Using an advanced 3-D root imaging system and software package developed by Clark in Kochian's lab (see sidebar), Jung and Clark are investigating root architectures – deep and narrow taproots vs. shallow, spreading root systems. By comparing the root and shoot trait data from each plant with each plant's genetic fingerprint using the SNP chip, McCouch and Mezey's labs are able to make associations between traits and the genes underlying those traits. "We now have a chance to get at the genes that determine these different root architectures," McCouch says.

Joshua Cobb, a graduate student in both Kochian's and McCouch's labs, is also using the genotyping power of the new SNP chips to understand the genetics of mineral and heavy-metal uptake in rice. Once he has all his data, he will try and identify what regions of the genome are associated with accumulation or exclusion of these nutrients, minerals and toxic metals such as arsenic and cadmium. "This has implications for human nutrition but also plant nutrition," says Kochian.

Rice grains compared

The O. rufipogon seeds, left, show wild traits such as black hulls and awns (bristles that deter bird predation), as compared with the U.S. Jefferson variety, a cultivated long grain rice with pale yellow hull, right. See larger image

Acidic soils affect half the world's potentially arable land, mostly in the tropics and subtropics. Aluminum in acidic soils becomes toxic to life and binds up phosphorus, creating phosphorus deficiency. "It inhibits root expansion and cell division, and you end up with a stunted and damaged root system that can't take up water and nutrients," adds Kochian.

McCouch, Kochian and their graduate students have also used SNPs to identify genes from divergent strains of rice that confer greater aluminum tolerance and have bred them into rice cultivars that are grown throughout the tropics.
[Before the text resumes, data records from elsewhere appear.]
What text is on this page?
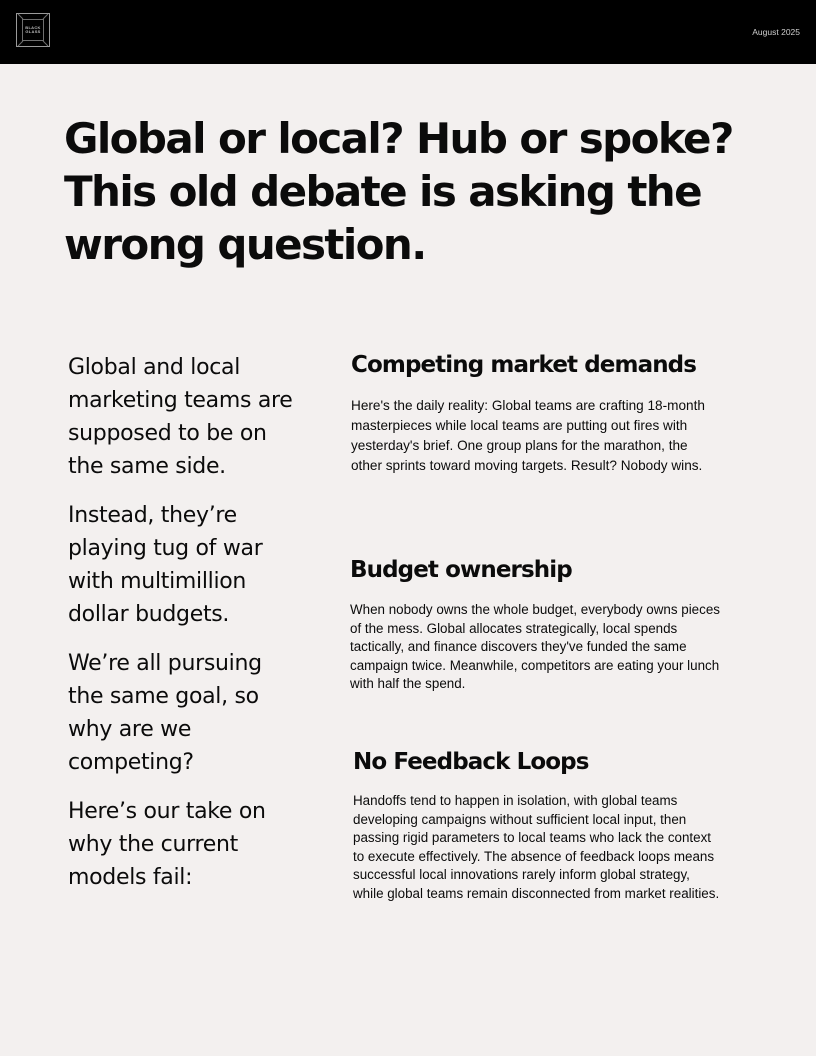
BLACK GLASS	August 2025
Global or local? Hub or spoke? This old debate is asking the wrong question.

Global and local marketing teams are supposed to be on the same side.

Instead, they’re playing tug of war with multimillion dollar budgets.

We’re all pursuing the same goal, so why are we competing?

Here’s our take on why the current models fail:

Competing market demands

Here's the daily reality: Global teams are crafting 18-month masterpieces while local teams are putting out fires with yesterday's brief. One group plans for the marathon, the other sprints toward moving targets. Result? Nobody wins.

Budget ownership

When nobody owns the whole budget, everybody owns pieces of the mess. Global allocates strategically, local spends tactically, and finance discovers they've funded the same campaign twice. Meanwhile, competitors are eating your lunch with half the spend.

No Feedback Loops

Handoffs tend to happen in isolation, with global teams developing campaigns without sufficient local input, then passing rigid parameters to local teams who lack the context to execute effectively. The absence of feedback loops means successful local innovations rarely inform global strategy, while global teams remain disconnected from market realities.
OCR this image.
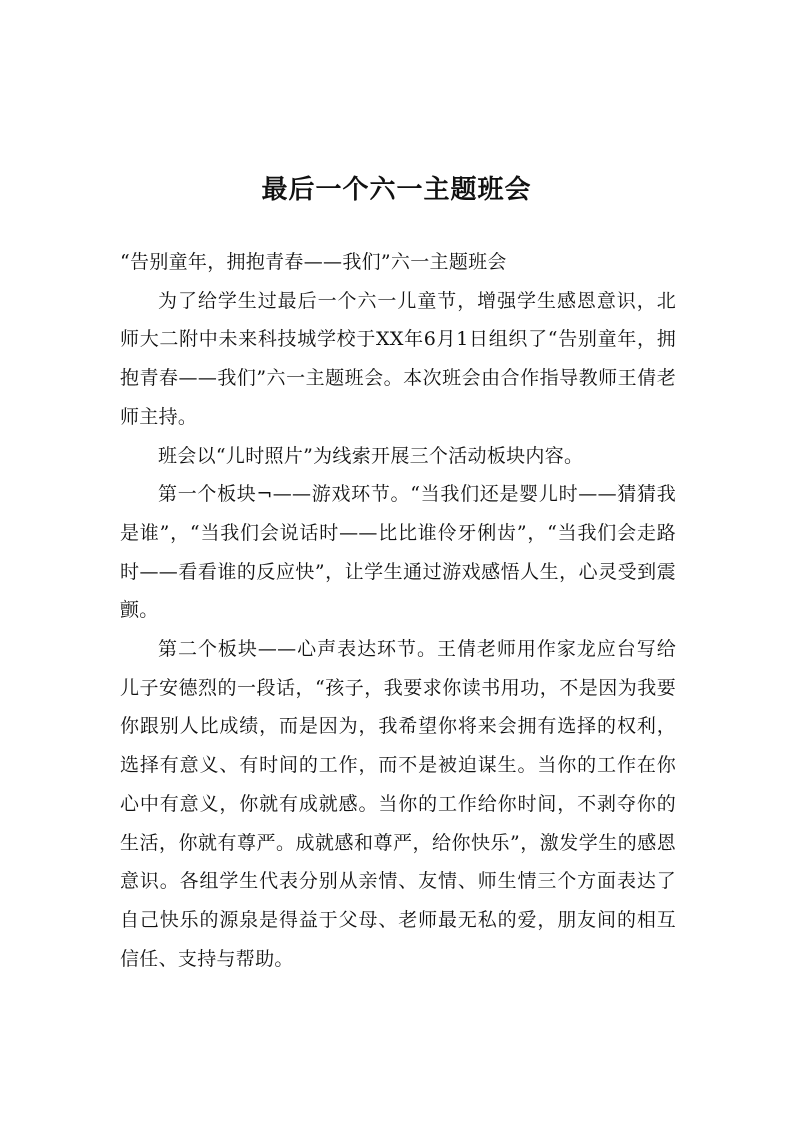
最后一个六一主题班会

“告别童年，拥抱青春——我们”六一主题班会

为了给学生过最后一个六一儿童节，增强学生感恩意识，北师大二附中未来科技城学校于XX年6月1日组织了“告别童年，拥抱青春——我们”六一主题班会。本次班会由合作指导教师王倩老师主持。

班会以“儿时照片”为线索开展三个活动板块内容。

第一个板块¬——游戏环节。“当我们还是婴儿时——猜猜我是谁”，“当我们会说话时——比比谁伶牙俐齿”，“当我们会走路时——看看谁的反应快”，让学生通过游戏感悟人生，心灵受到震颤。

第二个板块——心声表达环节。王倩老师用作家龙应台写给儿子安德烈的一段话，“孩子，我要求你读书用功，不是因为我要你跟别人比成绩，而是因为，我希望你将来会拥有选择的权利，选择有意义、有时间的工作，而不是被迫谋生。当你的工作在你心中有意义，你就有成就感。当你的工作给你时间，不剥夺你的生活，你就有尊严。成就感和尊严，给你快乐”，激发学生的感恩意识。各组学生代表分别从亲情、友情、师生情三个方面表达了自己快乐的源泉是得益于父母、老师最无私的爱，朋友间的相互信任、支持与帮助。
Soon, another McCouch and Kochian graduate student, Juan David Arbalaez, will take these new rice lines to Colombia and Indonesia where he will test them in the field for aluminum tolerance under naturally acid soil conditions.

McCouch also has begun collaborating with Cornell agronomist John Duxbury and Bangladeshi soil scientists and rice breeders to identify SNPs related to arsenic tolerance, aiming to reduce arsenic uptake in rice in Bangladesh, where the toxin exists naturally in soils and taints groundwater.
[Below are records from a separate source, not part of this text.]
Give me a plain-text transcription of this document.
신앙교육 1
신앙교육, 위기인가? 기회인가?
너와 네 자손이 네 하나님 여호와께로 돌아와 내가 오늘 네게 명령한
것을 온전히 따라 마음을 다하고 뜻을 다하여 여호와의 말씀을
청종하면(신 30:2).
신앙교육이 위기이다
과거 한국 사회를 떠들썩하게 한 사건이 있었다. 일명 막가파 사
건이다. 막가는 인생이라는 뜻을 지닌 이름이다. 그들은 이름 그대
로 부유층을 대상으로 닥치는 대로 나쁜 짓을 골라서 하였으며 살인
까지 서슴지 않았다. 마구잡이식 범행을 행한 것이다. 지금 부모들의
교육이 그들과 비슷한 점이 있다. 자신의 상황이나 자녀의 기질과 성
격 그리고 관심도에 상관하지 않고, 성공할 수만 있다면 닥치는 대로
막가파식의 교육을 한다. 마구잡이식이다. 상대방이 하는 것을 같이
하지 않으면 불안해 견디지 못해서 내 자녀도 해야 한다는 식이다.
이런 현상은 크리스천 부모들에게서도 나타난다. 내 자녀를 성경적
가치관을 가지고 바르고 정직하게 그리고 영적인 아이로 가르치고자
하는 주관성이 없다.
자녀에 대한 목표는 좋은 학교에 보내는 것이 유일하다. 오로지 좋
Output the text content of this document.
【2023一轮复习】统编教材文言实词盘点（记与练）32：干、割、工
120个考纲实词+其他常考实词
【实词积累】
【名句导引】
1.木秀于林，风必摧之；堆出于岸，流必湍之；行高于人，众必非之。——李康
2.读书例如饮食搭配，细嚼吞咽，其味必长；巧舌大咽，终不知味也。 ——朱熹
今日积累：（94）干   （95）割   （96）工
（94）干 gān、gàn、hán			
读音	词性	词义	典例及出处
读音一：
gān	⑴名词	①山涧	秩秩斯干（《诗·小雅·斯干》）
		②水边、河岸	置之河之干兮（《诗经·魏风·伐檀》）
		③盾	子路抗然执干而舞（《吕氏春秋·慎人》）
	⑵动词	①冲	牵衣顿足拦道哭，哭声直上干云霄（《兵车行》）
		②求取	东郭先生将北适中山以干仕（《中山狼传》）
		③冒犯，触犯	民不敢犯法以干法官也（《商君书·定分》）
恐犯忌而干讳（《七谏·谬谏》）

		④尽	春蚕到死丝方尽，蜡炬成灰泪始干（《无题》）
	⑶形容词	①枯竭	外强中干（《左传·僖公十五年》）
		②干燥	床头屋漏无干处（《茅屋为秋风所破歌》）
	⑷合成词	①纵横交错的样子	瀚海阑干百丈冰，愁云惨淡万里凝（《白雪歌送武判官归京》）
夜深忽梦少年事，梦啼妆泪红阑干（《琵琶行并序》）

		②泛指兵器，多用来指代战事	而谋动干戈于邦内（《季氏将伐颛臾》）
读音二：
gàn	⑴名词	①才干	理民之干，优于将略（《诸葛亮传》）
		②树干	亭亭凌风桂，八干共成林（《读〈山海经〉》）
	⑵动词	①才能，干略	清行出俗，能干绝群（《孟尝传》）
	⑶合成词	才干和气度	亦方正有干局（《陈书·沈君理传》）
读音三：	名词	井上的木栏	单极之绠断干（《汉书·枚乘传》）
Above all, McCouch stresses that her role is not to produce new, finished varieties of rice, but to give breeders the genomic tools, strategies and enhanced varieties they will need to ensure an abundance of this essential crop by midcentury. "We are working against time to enhance both the productivity and the sustainability – or the resource-use efficiency – of rice production," she says.